Georges-Marc Benamou : « La France a jeté les harkis dans les basses fosses de l’histoire. Il y a eu plus de 80.000 morts. Paris a systématiquement entravé leur sauvetage. De Gaulle est bel et bien complice d’un crime contre l’humanité. » Paris-Match le 30.10.2003.
Jean Daniel : « De Gaulle a abandonné les harkis : c’est son crime, et le nôtre. » Nouvel Observateur le 15.09.2009.
Et de l’aveu même du président du gouvernement algérien, M. Bouteflika, dans le journal La Croix du 17 juin 2000 : « Nous ne ferons pas les mêmes erreurs qu’en 1962 où, pour un harki, on a éliminé des familles et parfois des villages entiers. »
(Journal Daily Herald – USA) « La France a perdu la notion même de l’honneur. Il est inconcevable que les responsables et les complices de ce génocide se pavanent encore dans les salons, les ministères et les assemblées. »
Le 10 septembre 2001, dans le quotidien Libération, Michel Tubiana, président de la Ligue des Droits de l’Homme, écrivait : « La République a commis en 1962, en Algérie, UN CRIME D’ ÉTAT. En laissant les supplétifs algériens qu’il avait employés, le gouvernement français les a sciemment exposés aux massacres qui ont été commis. Harkis, Mokhaznis, membres des groupes d’autodéfense ou des groupes mobiles de sécurité, notables musulmans, sont massacrés dans des conditions effroyables, aux portes même des casernes où l’armée française reste l’arme au pied. Conformément à certaines clauses contenues dans les « accords d’ Evian », la plupart d’entre eux ont été désarmés, par ordre du gouvernement, comme les 150 harkis d’Edgar Quinet ou ceux de Bou-Hamama, assassinés à Kenchela avec leurs femmes et leurs enfants. Les familles, en effet, n’échappent pas à la vindicte : les bourreaux du FLN valent ceux du FIS aujourd’hui. Des villages entiers subissent aussi la loi du vainqueur. »

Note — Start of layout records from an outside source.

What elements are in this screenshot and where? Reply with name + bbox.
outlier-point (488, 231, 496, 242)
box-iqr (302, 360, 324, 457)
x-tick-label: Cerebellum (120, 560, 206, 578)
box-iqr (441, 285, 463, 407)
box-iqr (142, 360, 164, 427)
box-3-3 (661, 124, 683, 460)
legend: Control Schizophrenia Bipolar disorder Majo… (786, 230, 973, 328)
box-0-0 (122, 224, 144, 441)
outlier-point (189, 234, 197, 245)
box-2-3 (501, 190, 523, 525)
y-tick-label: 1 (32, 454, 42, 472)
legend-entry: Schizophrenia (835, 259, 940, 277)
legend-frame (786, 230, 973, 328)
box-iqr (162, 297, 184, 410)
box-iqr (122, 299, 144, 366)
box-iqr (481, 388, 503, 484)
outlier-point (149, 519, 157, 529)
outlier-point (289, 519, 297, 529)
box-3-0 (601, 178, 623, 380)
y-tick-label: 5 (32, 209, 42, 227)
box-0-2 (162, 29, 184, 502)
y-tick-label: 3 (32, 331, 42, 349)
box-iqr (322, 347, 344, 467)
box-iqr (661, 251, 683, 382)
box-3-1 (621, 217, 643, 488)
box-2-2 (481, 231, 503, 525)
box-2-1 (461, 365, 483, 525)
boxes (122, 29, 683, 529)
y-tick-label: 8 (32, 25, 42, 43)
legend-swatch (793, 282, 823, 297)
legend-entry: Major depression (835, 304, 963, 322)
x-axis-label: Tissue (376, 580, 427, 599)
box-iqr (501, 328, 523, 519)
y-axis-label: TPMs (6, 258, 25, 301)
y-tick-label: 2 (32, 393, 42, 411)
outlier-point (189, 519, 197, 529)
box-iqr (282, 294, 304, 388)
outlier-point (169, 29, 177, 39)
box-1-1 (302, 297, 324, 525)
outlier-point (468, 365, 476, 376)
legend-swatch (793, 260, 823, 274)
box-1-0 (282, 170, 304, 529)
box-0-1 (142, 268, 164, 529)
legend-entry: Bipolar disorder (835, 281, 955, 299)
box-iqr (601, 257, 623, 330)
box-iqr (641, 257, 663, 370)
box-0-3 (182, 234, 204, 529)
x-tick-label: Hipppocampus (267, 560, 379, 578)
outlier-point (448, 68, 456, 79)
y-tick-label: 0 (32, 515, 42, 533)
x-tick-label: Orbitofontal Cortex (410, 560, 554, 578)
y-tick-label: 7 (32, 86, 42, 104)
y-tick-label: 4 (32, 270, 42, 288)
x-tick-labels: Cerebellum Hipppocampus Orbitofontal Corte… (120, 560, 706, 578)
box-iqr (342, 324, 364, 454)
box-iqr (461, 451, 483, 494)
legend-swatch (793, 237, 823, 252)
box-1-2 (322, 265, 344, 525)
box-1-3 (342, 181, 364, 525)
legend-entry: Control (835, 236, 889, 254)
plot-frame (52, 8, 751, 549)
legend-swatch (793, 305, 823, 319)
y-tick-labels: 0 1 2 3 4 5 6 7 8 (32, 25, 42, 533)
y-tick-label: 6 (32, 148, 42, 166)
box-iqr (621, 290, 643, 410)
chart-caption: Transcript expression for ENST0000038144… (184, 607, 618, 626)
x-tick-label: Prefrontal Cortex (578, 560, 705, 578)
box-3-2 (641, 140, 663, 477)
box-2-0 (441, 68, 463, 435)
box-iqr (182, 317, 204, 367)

Et j’en passe de très nombreux… sauf vous !!
Apparemment, M. Badinter, il y a des morts qui vous déplaisent, celles des condamnés pour crimes de sang, récidive de viols, etc. et celles qui vous plaisent… ou vous laissent indifférent c’est-à-dire celles des Français d’Algérie et des Harkis morts pour ou à cause de la France.